Neste und PetroCard Inc. bauen ihre Partnerschaft für erneuerbaren Diesel (HVO100) im pazifischen Nordwesten der USA aus. Durch zusätzliche HVO-Tankmöglichkeiten in Washington und Oregon sollen gewerbliche Flotten leichter Zugang zu dem Kraftstoff bekommen, der sofort in bestehenden Dieselmotoren eingesetzt werden kann. Für Logistik, Bau und kommunale Flotten ist das ein relevanter Faktor, weil die Emissionsminderung nicht erst an den Austausch der Fahrzeuge gekoppelt ist, sondern der HVO-Kraftstoff von Neste als „Drop-in“ Lösung direkt in den bestehenden Fahrzeugen nutzbar ist.

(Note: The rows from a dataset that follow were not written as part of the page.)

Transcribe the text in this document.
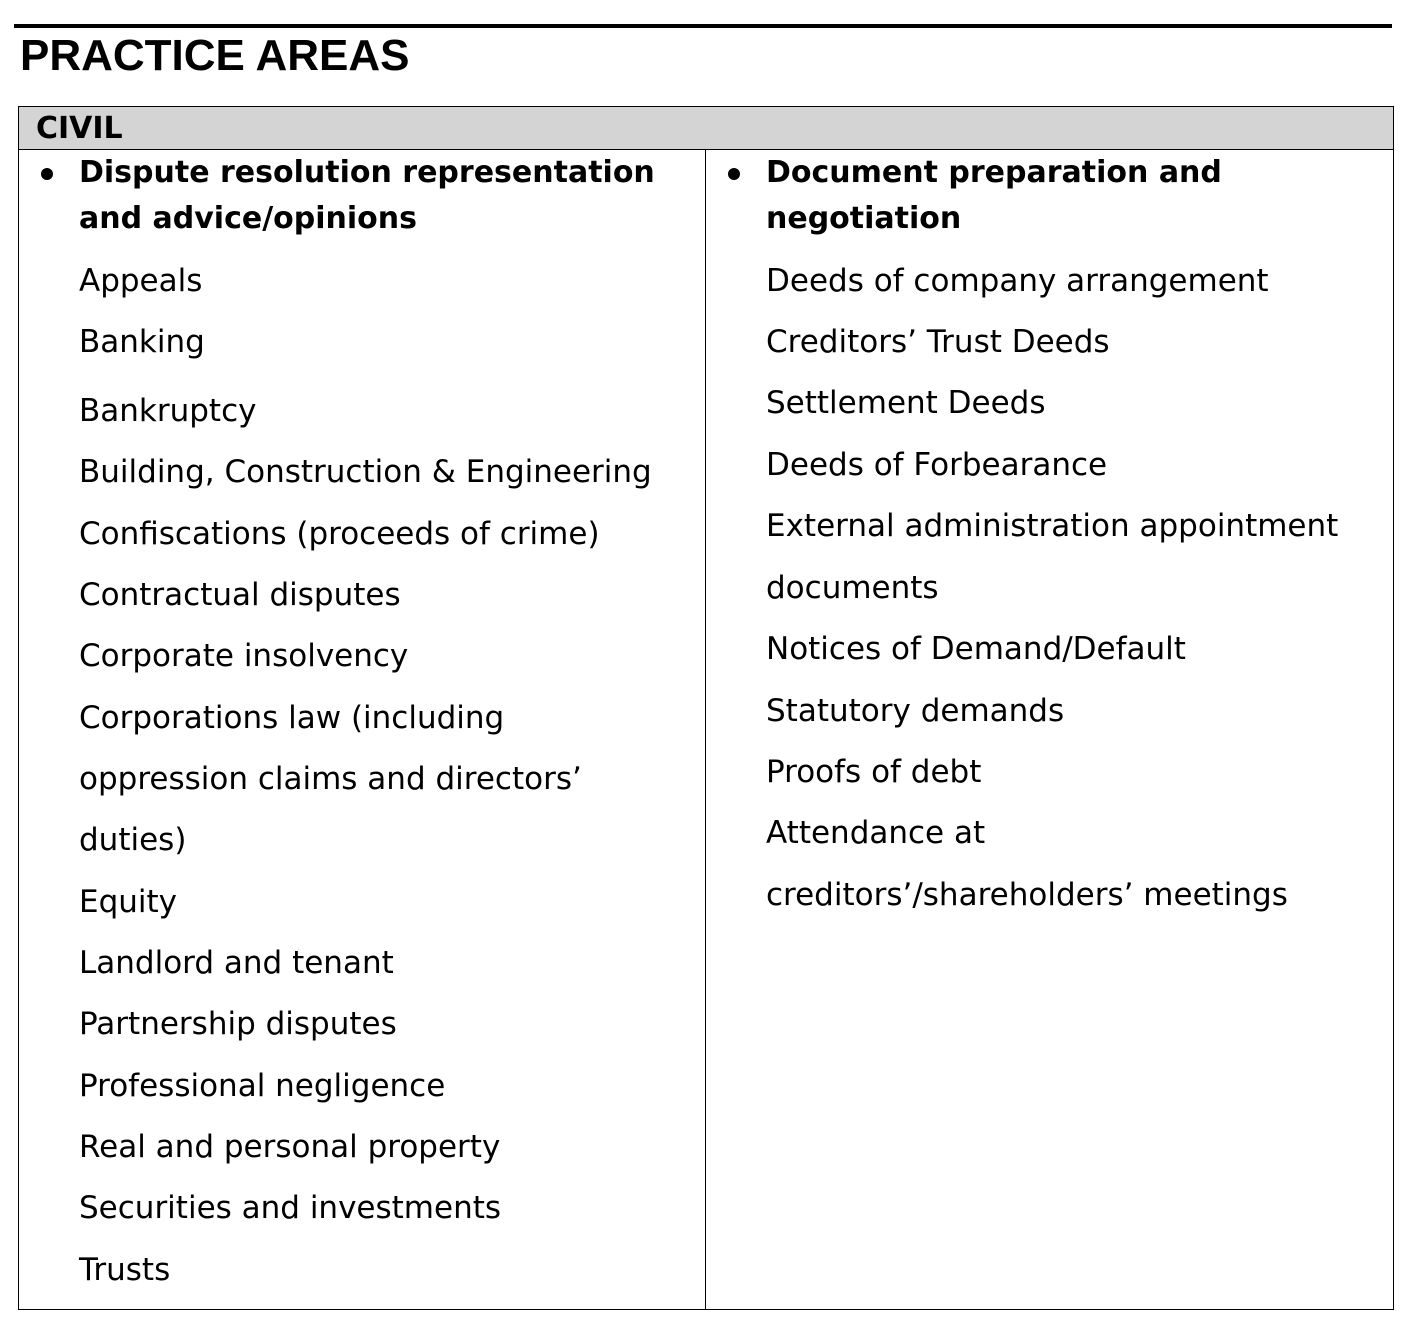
PRACTICE AREAS
CIVIL
Dispute resolution representation
and advice/opinions
Appeals
Banking
Bankruptcy
Building, Construction & Engineering
Confiscations (proceeds of crime)
Contractual disputes
Corporate insolvency
Corporations law (including
oppression claims and directors’
duties)
Equity
Landlord and tenant
Partnership disputes
Professional negligence
Real and personal property
Securities and investments
Trusts
Document preparation and
negotiation
Deeds of company arrangement
Creditors’ Trust Deeds
Settlement Deeds
Deeds of Forbearance
External administration appointment
documents
Notices of Demand/Default
Statutory demands
Proofs of debt
Attendance at
creditors’/shareholders’ meetings
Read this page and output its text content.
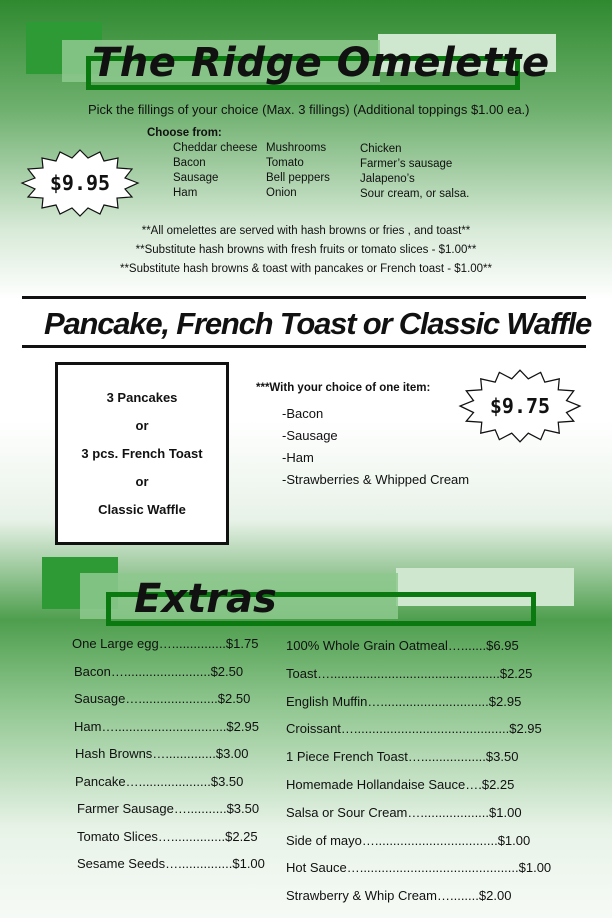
The Ridge Omelette
Pick the fillings of your choice (Max. 3 fillings) (Additional toppings $1.00 ea.)
Choose from:
Cheddar cheese
Bacon
Sausage
Ham
Mushrooms
Tomato
Bell peppers
Onion
Chicken
Farmer’s sausage
Jalapeno’s
Sour cream, or salsa.
$9.95
**All omelettes are served with hash browns or fries , and toast**
**Substitute hash browns with fresh fruits or tomato slices - $1.00**
**Substitute hash browns & toast with pancakes or French toast - $1.00**
Pancake, French Toast or Classic Waffle
3 Pancakes
or
3 pcs. French Toast
or
Classic Waffle
***With your choice of one item:
-Bacon
-Sausage
-Ham
-Strawberries & Whipped Cream
$9.75
Extras
One Large egg …............... $1.75
Bacon …........................ $2.50
Sausage …...................... $2.50
Ham …............................... $2.95
Hash Browns ….............. $3.00
Pancake ….................... $3.50
Farmer Sausage …........... $3.50
Tomato Slices …............... $2.25
Sesame Seeds …............... $1.00
100% Whole Grain Oatmeal …....... $6.95
Toast …............................................... $2.25
English Muffin ….............................. $2.95
Croissant …........................................... $2.95
1 Piece French Toast ….................. $3.50
Homemade Hollandaise Sauce …. $2.25
Salsa or Sour Cream …................... $1.00
Side of mayo ….................................. $1.00
Hot Sauce …............................................ $1.00
Strawberry & Whip Cream …........ $2.00
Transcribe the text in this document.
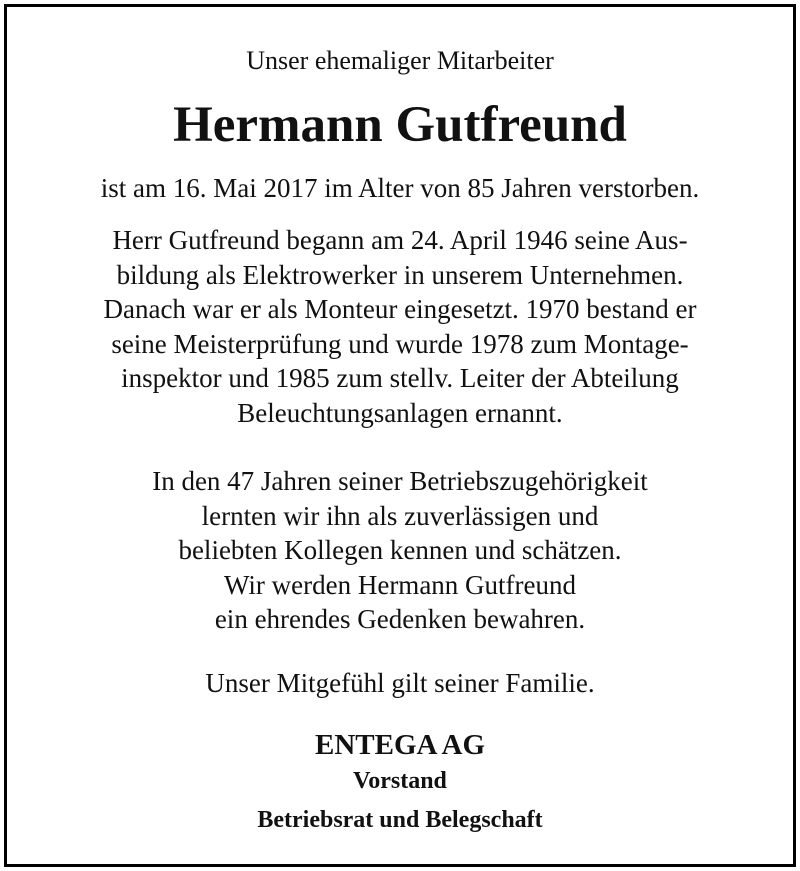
Unser ehemaliger Mitarbeiter
Hermann Gutfreund
ist am 16. Mai 2017 im Alter von 85 Jahren verstorben.
Herr Gutfreund begann am 24. April 1946 seine Aus-
bildung als Elektrowerker in unserem Unternehmen.
Danach war er als Monteur eingesetzt. 1970 bestand er
seine Meisterprüfung und wurde 1978 zum Montage-
inspektor und 1985 zum stellv. Leiter der Abteilung
Beleuchtungsanlagen ernannt.
In den 47 Jahren seiner Betriebszugehörigkeit
lernten wir ihn als zuverlässigen und
beliebten Kollegen kennen und schätzen.
Wir werden Hermann Gutfreund
ein ehrendes Gedenken bewahren.
Unser Mitgefühl gilt seiner Familie.
ENTEGA AG
Vorstand
Betriebsrat und Belegschaft
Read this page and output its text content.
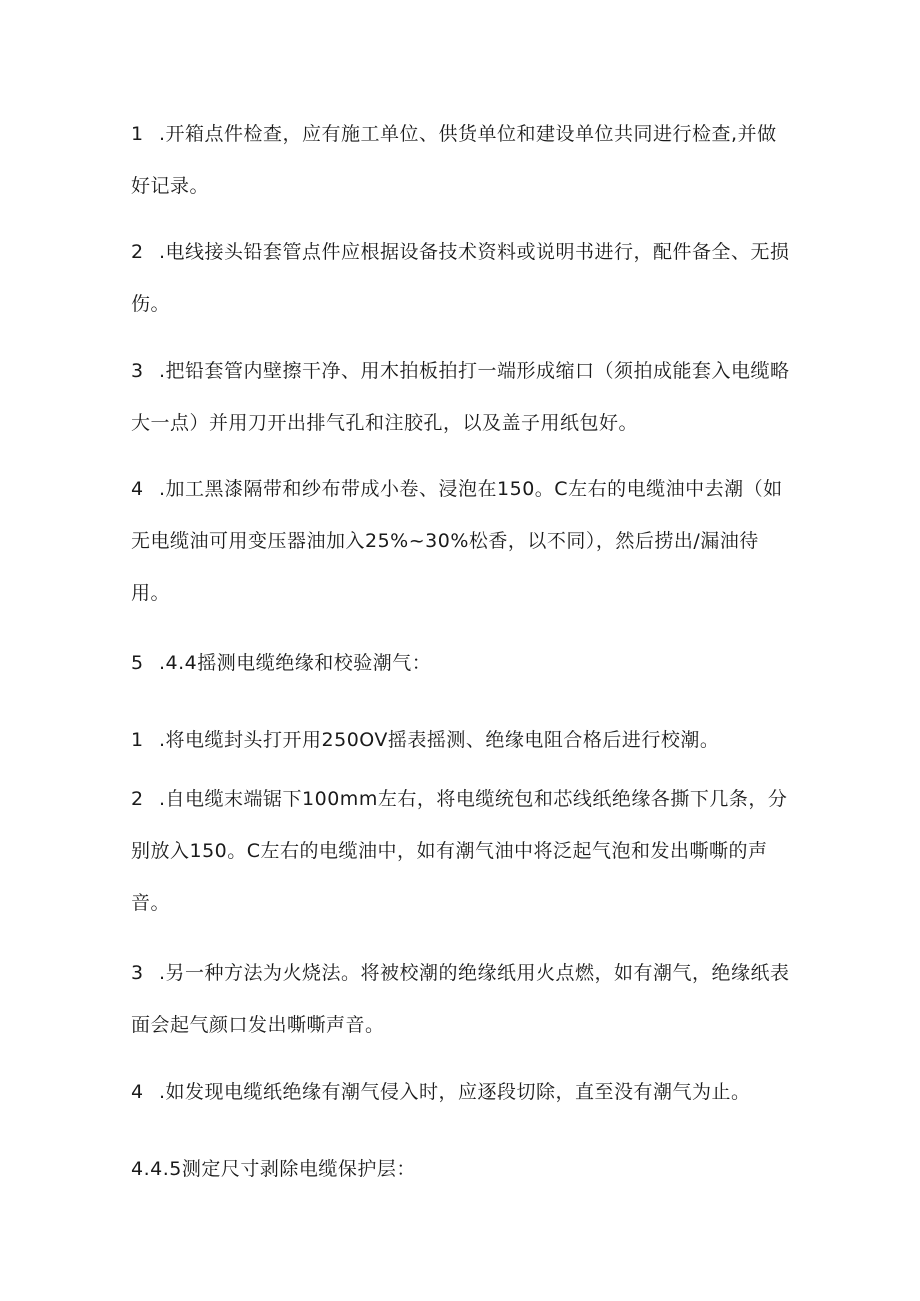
1 .开箱点件检查，应有施工单位、供货单位和建设单位共同进行检查,并做好记录。

2 .电线接头铅套管点件应根据设备技术资料或说明书进行，配件备全、无损伤。

3 .把铅套管内壁擦干净、用木拍板拍打一端形成缩口（须拍成能套入电缆略大一点）并用刀开出排气孔和注胶孔，以及盖子用纸包好。

4 .加工黑漆隔带和纱布带成小卷、浸泡在150。C左右的电缆油中去潮（如无电缆油可用变压器油加入25%~30%松香，以不同），然后捞出/漏油待用。

5 .4.4摇测电缆绝缘和校验潮气：

1 .将电缆封头打开用250OV摇表摇测、绝缘电阻合格后进行校潮。

2 .自电缆末端锯下100mm左右，将电缆统包和芯线纸绝缘各撕下几条，分别放入150。C左右的电缆油中，如有潮气油中将泛起气泡和发出嘶嘶的声音。

3 .另一种方法为火烧法。将被校潮的绝缘纸用火点燃，如有潮气，绝缘纸表面会起气颜口发出嘶嘶声音。

4 .如发现电缆纸绝缘有潮气侵入时，应逐段切除，直至没有潮气为止。

4.4.5测定尺寸剥除电缆保护层：
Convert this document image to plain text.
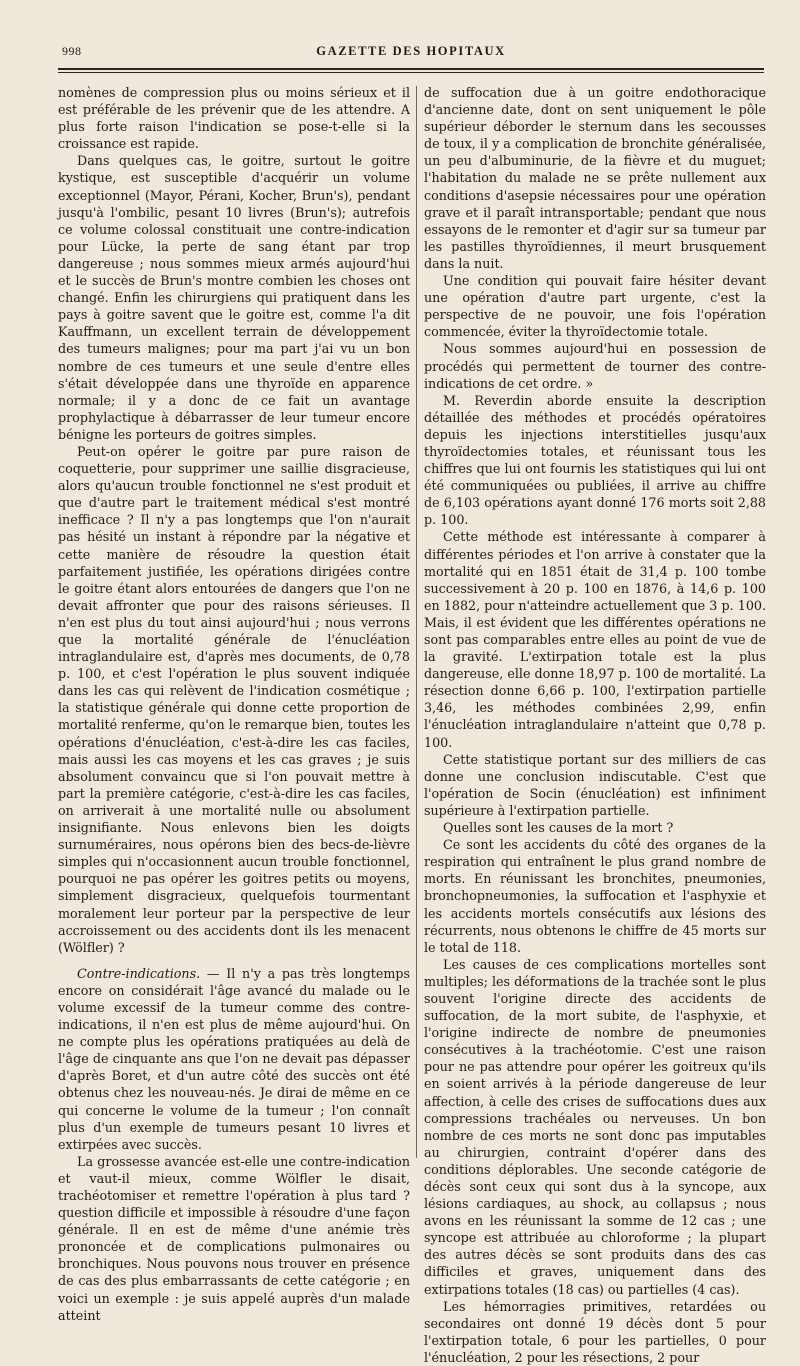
998	GAZETTE DES HOPITAUX

nomènes de compression plus ou moins sérieux et il est préférable de les prévenir que de les attendre. A plus forte raison l'indication se pose-t-elle si la croissance est rapide.

Dans quelques cas, le goitre, surtout le goitre kystique, est susceptible d'acquérir un volume exceptionnel (Mayor, Pérani, Kocher, Brun's), pendant jusqu'à l'ombilic, pesant 10 livres (Brun's); autrefois ce volume colossal constituait une contre-indication pour Lücke, la perte de sang étant par trop dangereuse ; nous sommes mieux armés aujourd'hui et le succès de Brun's montre combien les choses ont changé. Enfin les chirurgiens qui pratiquent dans les pays à goitre savent que le goitre est, comme l'a dit Kauffmann, un excellent terrain de développement des tumeurs malignes; pour ma part j'ai vu un bon nombre de ces tumeurs et une seule d'entre elles s'était développée dans une thyroïde en apparence normale; il y a donc de ce fait un avantage prophylactique à débarrasser de leur tumeur encore bénigne les porteurs de goitres simples.

Peut-on opérer le goitre par pure raison de coquetterie, pour supprimer une saillie disgracieuse, alors qu'aucun trouble fonctionnel ne s'est produit et que d'autre part le traitement médical s'est montré inefficace ? Il n'y a pas longtemps que l'on n'aurait pas hésité un instant à répondre par la négative et cette manière de résoudre la question était parfaitement justifiée, les opérations dirigées contre le goitre étant alors entourées de dangers que l'on ne devait affronter que pour des raisons sérieuses. Il n'en est plus du tout ainsi aujourd'hui ; nous verrons que la mortalité générale de l'énucléation intraglandulaire est, d'après mes documents, de 0,78 p. 100, et c'est l'opération le plus souvent indiquée dans les cas qui relèvent de l'indication cosmétique ; la statistique générale qui donne cette proportion de mortalité renferme, qu'on le remarque bien, toutes les opérations d'énucléation, c'est-à-dire les cas faciles, mais aussi les cas moyens et les cas graves ; je suis absolument convaincu que si l'on pouvait mettre à part la première catégorie, c'est-à-dire les cas faciles, on arriverait à une mortalité nulle ou absolument insignifiante. Nous enlevons bien les doigts surnuméraires, nous opérons bien des becs-de-lièvre simples qui n'occasionnent aucun trouble fonctionnel, pourquoi ne pas opérer les goitres petits ou moyens, simplement disgracieux, quelquefois tourmentant moralement leur porteur par la perspective de leur accroissement ou des accidents dont ils les menacent (Wölfler) ?

Contre-indications. — Il n'y a pas très longtemps encore on considérait l'âge avancé du malade ou le volume excessif de la tumeur comme des contre-indications, il n'en est plus de même aujourd'hui. On ne compte plus les opérations pratiquées au delà de l'âge de cinquante ans que l'on ne devait pas dépasser d'après Boret, et d'un autre côté des succès ont été obtenus chez les nouveau-nés. Je dirai de même en ce qui concerne le volume de la tumeur ; l'on connaît plus d'un exemple de tumeurs pesant 10 livres et extirpées avec succès.

La grossesse avancée est-elle une contre-indication et vaut-il mieux, comme Wölfler le disait, trachéotomiser et remettre l'opération à plus tard ? question difficile et impossible à résoudre d'une façon générale. Il en est de même d'une anémie très prononcée et de complications pulmonaires ou bronchiques. Nous pouvons nous trouver en présence de cas des plus embarrassants de cette catégorie ; en voici un exemple : je suis appelé auprès d'un malade atteint

de suffocation due à un goitre endothoracique d'ancienne date, dont on sent uniquement le pôle supérieur déborder le sternum dans les secousses de toux, il y a complication de bronchite généralisée, un peu d'albuminurie, de la fièvre et du muguet; l'habitation du malade ne se prête nullement aux conditions d'asepsie nécessaires pour une opération grave et il paraît intransportable; pendant que nous essayons de le remonter et d'agir sur sa tumeur par les pastilles thyroïdiennes, il meurt brusquement dans la nuit.

Une condition qui pouvait faire hésiter devant une opération d'autre part urgente, c'est la perspective de ne pouvoir, une fois l'opération commencée, éviter la thyroïdectomie totale.

Nous sommes aujourd'hui en possession de procédés qui permettent de tourner des contre-indications de cet ordre. »

M. Reverdin aborde ensuite la description détaillée des méthodes et procédés opératoires depuis les injections interstitielles jusqu'aux thyroïdectomies totales, et réunissant tous les chiffres que lui ont fournis les statistiques qui lui ont été communiquées ou publiées, il arrive au chiffre de 6,103 opérations ayant donné 176 morts soit 2,88 p. 100.

Cette méthode est intéressante à comparer à différentes périodes et l'on arrive à constater que la mortalité qui en 1851 était de 31,4 p. 100 tombe successivement à 20 p. 100 en 1876, à 14,6 p. 100 en 1882, pour n'atteindre actuellement que 3 p. 100. Mais, il est évident que les différentes opérations ne sont pas comparables entre elles au point de vue de la gravité. L'extirpation totale est la plus dangereuse, elle donne 18,97 p. 100 de mortalité. La résection donne 6,66 p. 100, l'extirpation partielle 3,46, les méthodes combinées 2,99, enfin l'énucléation intraglandulaire n'atteint que 0,78 p. 100.

Cette statistique portant sur des milliers de cas donne une conclusion indiscutable. C'est que l'opération de Socin (énucléation) est infiniment supérieure à l'extirpation partielle.

Quelles sont les causes de la mort ?

Ce sont les accidents du côté des organes de la respiration qui entraînent le plus grand nombre de morts. En réunissant les bronchites, pneumonies, bronchopneumonies, la suffocation et l'asphyxie et les accidents mortels consécutifs aux lésions des récurrents, nous obtenons le chiffre de 45 morts sur le total de 118.

Les causes de ces complications mortelles sont multiples; les déformations de la trachée sont le plus souvent l'origine directe des accidents de suffocation, de la mort subite, de l'asphyxie, et l'origine indirecte de nombre de pneumonies consécutives à la trachéotomie. C'est une raison pour ne pas attendre pour opérer les goitreux qu'ils en soient arrivés à la période dangereuse de leur affection, à celle des crises de suffocations dues aux compressions trachéales ou nerveuses. Un bon nombre de ces morts ne sont donc pas imputables au chirurgien, contraint d'opérer dans des conditions déplorables. Une seconde catégorie de décès sont ceux qui sont dus à la syncope, aux lésions cardiaques, au shock, au collapsus ; nous avons en les réunissant la somme de 12 cas ; une syncope est attribuée au chloroforme ; la plupart des autres décès se sont produits dans des cas difficiles et graves, uniquement dans des extirpations totales (18 cas) ou partielles (4 cas).

Les hémorragies primitives, retardées ou secondaires ont donné 19 décès dont 5 pour l'extirpation totale, 6 pour les partielles, 0 pour l'énucléation, 2 pour les résections, 2 pour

Im Mittelpunkt steht Neste MY Renewable Diesel, der über das PetroCard-Netzwerk bereitgestellt wird. Laut Bericht basiert der Kraftstoff auf Abfall- und Reststoff-Feedstocks und laut der Website des Herstellers Neste kann er die Treibhausgasemissionen über den Lebenszyklus um bis zu 75 Prozent gegenüber fossilem Diesel senken, abhängig von Rohstoffen und Lieferkette. Gerade für Flottenbetreiber ist diese Kombination entscheidend: vorhandene Fahrzeuge weiter nutzen, aber die CO₂e-Bilanz unmittelbar verbessern.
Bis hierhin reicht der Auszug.